Thursday, February 18, 2010

Thursday after Ash Wednesday

“I have set before you life and death, the blessing and the curse.” It's a choice common to the Old and New Covenants, and today we hear the terms of both. Moses, speaking on God's behalf to Israel, lays out the terms very simply and clearly. Obey God's commandments; love Him and walk in His ways; if you do so He will bless you and you will prosper in the Promised Land. If you turn aside from His way to follow other gods, you will perish. Not easy to carry out, Israel will yet fail time and again - but clearly stated.

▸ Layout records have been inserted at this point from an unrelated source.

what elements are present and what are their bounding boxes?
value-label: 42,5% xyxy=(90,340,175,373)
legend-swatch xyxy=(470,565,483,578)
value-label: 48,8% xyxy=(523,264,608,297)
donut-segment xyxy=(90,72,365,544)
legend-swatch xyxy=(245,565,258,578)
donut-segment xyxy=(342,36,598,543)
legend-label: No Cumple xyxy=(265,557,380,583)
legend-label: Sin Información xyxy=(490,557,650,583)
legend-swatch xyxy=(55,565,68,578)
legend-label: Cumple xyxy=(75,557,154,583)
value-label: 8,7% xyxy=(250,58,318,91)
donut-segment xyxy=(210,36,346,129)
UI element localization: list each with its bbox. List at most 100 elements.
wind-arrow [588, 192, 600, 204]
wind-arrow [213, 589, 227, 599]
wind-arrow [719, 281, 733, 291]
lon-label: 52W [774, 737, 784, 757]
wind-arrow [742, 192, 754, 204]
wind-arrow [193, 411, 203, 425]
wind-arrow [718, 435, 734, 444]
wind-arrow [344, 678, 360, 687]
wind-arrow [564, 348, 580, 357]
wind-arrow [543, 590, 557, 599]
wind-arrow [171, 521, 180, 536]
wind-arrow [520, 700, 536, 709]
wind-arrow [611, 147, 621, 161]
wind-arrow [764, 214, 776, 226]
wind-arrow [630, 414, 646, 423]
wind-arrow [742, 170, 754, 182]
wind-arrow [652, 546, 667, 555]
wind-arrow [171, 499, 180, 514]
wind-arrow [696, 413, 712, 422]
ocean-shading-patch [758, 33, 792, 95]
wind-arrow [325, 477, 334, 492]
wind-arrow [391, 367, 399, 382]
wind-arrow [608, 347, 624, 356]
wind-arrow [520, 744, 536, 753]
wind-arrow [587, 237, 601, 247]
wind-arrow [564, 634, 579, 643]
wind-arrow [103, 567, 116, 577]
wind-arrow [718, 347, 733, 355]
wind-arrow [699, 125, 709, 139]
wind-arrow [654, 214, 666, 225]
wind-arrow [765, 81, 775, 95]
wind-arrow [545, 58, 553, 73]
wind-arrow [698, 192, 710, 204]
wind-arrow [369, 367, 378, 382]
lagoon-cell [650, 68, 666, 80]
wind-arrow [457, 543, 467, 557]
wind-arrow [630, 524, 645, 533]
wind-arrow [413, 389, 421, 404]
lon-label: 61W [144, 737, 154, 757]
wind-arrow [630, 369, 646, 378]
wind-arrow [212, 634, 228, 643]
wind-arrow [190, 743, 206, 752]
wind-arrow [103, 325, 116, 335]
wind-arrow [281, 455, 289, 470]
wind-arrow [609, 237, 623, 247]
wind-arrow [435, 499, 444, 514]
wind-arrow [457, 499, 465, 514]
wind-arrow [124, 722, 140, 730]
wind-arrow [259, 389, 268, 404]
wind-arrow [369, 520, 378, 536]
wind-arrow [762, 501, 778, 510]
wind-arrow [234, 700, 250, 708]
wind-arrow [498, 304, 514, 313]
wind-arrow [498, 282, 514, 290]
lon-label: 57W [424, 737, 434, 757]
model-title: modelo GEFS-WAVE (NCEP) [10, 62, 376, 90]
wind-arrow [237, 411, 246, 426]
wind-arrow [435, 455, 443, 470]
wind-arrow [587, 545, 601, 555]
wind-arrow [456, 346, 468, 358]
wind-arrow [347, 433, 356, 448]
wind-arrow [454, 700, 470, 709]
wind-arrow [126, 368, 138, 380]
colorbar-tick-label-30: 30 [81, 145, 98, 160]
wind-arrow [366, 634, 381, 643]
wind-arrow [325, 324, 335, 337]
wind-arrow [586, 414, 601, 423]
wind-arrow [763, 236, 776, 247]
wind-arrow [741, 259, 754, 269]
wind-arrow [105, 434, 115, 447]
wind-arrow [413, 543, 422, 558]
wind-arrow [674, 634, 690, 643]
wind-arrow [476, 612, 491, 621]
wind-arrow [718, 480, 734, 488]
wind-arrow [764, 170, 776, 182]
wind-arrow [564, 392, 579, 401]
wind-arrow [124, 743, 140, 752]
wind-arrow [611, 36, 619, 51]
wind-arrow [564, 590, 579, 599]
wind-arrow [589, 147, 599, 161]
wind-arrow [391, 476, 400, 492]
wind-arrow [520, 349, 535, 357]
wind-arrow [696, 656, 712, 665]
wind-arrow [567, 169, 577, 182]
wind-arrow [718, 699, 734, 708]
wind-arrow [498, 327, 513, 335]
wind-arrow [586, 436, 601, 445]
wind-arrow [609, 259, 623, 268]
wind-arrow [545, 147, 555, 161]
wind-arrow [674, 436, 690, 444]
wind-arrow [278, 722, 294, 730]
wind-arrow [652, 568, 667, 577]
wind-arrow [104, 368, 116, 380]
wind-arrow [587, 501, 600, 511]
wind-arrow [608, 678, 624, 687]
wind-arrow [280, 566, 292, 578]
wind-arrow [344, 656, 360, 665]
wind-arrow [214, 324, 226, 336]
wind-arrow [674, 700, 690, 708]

Christ, in speaking of the New Covenant, turns that basic choice on its head. To walk in His way is to follow Him to the Cross. Saving your life is losing it; losing your life is saving it. There's no sense in it but there it is. It's been pointed out that of the Apostles, the only one who did not face martyrdom was also the only one who stood beneath the Cross. Christ was not speaking only to the Apostles, though, but to all: we all face the same choice, and we face it not once only, but daily. It comes in moments and encounters so small we hardly notice them at all, nor know the effect they have. Sometimes the way to the Cross leads us to other towns and lands, as when Christ left Israel for Samaria. More often, we need only follow Him down our own street, we need only look around us in our ordinary day-to-day.